As drivers pay never-before-seen prices for their fuel, many that CTV asked don't understand how pricing works and why the prices fluctuate so often.

CTV Vancouver asked major gas retailers like Chevron, Petro Canada as well as smaller ones like Super Save Gas and Otter Co-op who's responsible for setting the daily price and why it changes so often. But none of them would comment for this story.

The Canadian Fuels Association suggested analyst Jason Parent, the vice president of the Kent Group.

Parent said stations are generally looking to see what others that compete with them are doing.

"So, what is the guy down the street doing?" he said.

SFU marketing professor Lindsay Meredith said that often entails driving around to monitor prices in the area.

"Or some station manager looks out his window and looks at the price down the street and calls his price into his war room and then they adjust so everybody matches everybody else's price," he said.

He said that can happen several times in a single day.

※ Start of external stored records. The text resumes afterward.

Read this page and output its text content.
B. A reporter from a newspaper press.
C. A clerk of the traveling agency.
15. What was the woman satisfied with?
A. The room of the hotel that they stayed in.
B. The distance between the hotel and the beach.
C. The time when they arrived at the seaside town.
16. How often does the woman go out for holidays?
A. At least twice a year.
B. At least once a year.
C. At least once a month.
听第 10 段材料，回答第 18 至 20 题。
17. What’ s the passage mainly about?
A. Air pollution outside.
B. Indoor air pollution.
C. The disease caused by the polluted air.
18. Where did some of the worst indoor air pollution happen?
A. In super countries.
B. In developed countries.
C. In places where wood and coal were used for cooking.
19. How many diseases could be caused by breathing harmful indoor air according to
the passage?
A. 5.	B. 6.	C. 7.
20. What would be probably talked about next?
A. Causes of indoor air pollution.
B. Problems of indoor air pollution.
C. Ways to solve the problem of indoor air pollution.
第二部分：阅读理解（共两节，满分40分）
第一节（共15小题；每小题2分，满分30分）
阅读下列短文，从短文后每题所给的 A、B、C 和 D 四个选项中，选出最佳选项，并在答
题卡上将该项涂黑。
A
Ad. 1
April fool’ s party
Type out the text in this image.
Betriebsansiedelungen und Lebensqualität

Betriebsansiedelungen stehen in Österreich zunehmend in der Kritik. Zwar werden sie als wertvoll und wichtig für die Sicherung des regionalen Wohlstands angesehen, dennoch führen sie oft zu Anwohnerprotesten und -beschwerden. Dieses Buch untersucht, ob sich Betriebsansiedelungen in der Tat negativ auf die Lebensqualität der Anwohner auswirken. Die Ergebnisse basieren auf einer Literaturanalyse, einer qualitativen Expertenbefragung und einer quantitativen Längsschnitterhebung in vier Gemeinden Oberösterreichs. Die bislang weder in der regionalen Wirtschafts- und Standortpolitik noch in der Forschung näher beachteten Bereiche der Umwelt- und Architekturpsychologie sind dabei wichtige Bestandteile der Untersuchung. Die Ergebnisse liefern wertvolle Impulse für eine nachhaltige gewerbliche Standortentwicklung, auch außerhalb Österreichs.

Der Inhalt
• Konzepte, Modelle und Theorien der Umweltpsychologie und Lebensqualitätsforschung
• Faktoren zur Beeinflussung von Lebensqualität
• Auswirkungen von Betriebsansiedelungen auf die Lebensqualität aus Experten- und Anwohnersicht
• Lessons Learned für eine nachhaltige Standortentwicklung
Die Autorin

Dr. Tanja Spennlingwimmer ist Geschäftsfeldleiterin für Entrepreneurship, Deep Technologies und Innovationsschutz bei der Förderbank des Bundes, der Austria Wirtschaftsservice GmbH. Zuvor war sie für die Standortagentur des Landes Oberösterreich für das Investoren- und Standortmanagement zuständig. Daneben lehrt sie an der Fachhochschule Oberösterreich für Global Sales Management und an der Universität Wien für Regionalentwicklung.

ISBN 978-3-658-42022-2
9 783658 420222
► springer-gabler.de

"It may not seem logical, but it's evidence of competitive behavior if they're moving quickly to try to remain competitive with the guys down the street," Parent explained.

Meredith said the Competition Bureau would say it's acceptable as long as station managers aren't sitting down and agreeing to fix the price.

But that doesn't mean everybody thinks it's fair.

"It might not be illegal, but maybe it should be," said Bruce Cran, president of the Canadian Consumers' Association.

He said gas retailers know there's no advantage to keeping prices low if they're immediately matched by their competitors. So they go back up in unison.

"There's obviously something completely wrong when all the marketing principles we've known over the years are being totally violated," Cran said.

He believes the margins on gas are larger than the retailers admit and he'd like Metro Vancouverites to demand greater price transparency.

"One of the problems we have in Canada is we're all so nice," he said, referring to how drivers keep filling up as prices continue to climb.